— Не может быть у морского человека тех слов, что вы сказали, — почти прошептал Афонин.
— И у морского человека всякие мысли бывают, — раздельно и веско произнес Снегирев. — Только знаешь, друг, что бы тебе каждый советский моряк сказал, если б ты с ним своими страхами поделился?
Афонин взглянул исподлобья и снова опустил глаза. Калугину почудилось: страстное ожидание, надежда сменили прежнее болезненное выражение в глубине этих больших глаз. Извилистый голубой дымок поднимался от стиснутой в пальцах папиросы.

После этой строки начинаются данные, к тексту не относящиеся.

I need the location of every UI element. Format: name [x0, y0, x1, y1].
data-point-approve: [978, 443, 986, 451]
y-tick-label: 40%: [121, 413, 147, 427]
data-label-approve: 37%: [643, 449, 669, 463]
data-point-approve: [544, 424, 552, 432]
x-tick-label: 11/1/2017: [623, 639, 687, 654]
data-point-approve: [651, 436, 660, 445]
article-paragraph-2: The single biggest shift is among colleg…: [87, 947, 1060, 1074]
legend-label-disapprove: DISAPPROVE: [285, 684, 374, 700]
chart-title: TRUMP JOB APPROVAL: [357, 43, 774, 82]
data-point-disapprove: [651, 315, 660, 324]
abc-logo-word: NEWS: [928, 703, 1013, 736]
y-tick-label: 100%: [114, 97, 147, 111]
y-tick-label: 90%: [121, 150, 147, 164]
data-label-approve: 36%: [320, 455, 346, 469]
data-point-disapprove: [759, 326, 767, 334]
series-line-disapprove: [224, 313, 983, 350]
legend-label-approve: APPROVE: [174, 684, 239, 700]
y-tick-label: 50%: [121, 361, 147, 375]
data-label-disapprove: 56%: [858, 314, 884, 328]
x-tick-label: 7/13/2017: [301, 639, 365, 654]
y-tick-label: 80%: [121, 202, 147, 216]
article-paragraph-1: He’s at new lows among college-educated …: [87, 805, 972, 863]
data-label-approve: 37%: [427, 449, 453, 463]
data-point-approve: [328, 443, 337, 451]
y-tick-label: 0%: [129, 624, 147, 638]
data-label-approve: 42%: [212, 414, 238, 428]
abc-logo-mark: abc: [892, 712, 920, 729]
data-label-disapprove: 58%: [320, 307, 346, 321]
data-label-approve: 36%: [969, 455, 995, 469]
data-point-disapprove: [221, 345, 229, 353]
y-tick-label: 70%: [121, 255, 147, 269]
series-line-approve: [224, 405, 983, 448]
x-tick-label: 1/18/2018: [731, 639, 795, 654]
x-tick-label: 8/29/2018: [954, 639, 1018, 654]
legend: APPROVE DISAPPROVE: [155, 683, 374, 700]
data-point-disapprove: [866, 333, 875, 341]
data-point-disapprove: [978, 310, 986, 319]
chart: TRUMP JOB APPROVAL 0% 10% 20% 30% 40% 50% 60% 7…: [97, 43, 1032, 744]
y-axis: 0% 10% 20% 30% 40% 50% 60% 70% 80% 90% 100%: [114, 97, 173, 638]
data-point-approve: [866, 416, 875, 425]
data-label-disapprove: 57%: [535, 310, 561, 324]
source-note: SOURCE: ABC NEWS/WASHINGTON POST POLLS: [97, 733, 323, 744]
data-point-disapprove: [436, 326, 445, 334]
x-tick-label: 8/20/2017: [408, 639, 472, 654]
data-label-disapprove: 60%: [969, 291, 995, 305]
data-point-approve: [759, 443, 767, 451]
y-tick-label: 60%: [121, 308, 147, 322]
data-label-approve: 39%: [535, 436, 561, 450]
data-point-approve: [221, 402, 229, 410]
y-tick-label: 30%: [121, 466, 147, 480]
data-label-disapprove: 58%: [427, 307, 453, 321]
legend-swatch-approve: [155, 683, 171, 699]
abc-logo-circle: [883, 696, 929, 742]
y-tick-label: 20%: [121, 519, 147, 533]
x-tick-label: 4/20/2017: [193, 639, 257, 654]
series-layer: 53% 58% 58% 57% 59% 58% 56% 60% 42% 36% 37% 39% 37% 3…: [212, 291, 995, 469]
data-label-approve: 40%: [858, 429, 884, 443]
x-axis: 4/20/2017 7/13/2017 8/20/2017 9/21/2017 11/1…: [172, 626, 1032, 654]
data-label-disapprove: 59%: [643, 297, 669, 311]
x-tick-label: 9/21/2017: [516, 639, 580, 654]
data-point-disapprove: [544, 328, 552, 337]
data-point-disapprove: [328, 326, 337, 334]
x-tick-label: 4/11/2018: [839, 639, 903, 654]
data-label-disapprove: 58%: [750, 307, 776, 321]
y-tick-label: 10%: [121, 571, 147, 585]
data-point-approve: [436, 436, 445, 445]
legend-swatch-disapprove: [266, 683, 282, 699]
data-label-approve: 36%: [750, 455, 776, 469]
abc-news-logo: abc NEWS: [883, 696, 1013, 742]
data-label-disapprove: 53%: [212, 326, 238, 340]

— Вот что тебе любой наш советский моряк ответит, — сказал Снегирев. Его плечи раздвинулись, он гордо закинул голову, выдвинул подбородок, прежние милые, задорные ямочки появились на его щеках. — «Я в коллективе живу, в геройской матросской семье, о подвигах которой песни поют! Двум смертям не бывать, а одной не миновать, говорят русские люди. Смерть такая штука: к каждому придет, а когда придет, ты ее и не заметишь. Значит, и нечего о ней думать. Борись со стихией и с врагом, как боролся на переднем крае!» Сколько уж месяцев сражается наш «Громовой» в океане, и ничего с ним не случилось. И сигнальщики вовремя опасность заметят. И борт у нас хоть тонкий, а сделан из крепчайшей броневой стали, из лучшей в мире советской стали. А случится что, так советские люди — лучшие в мире товарищи. Друга в беде не оставят. Слышал ты это выражение — «морская дружба?»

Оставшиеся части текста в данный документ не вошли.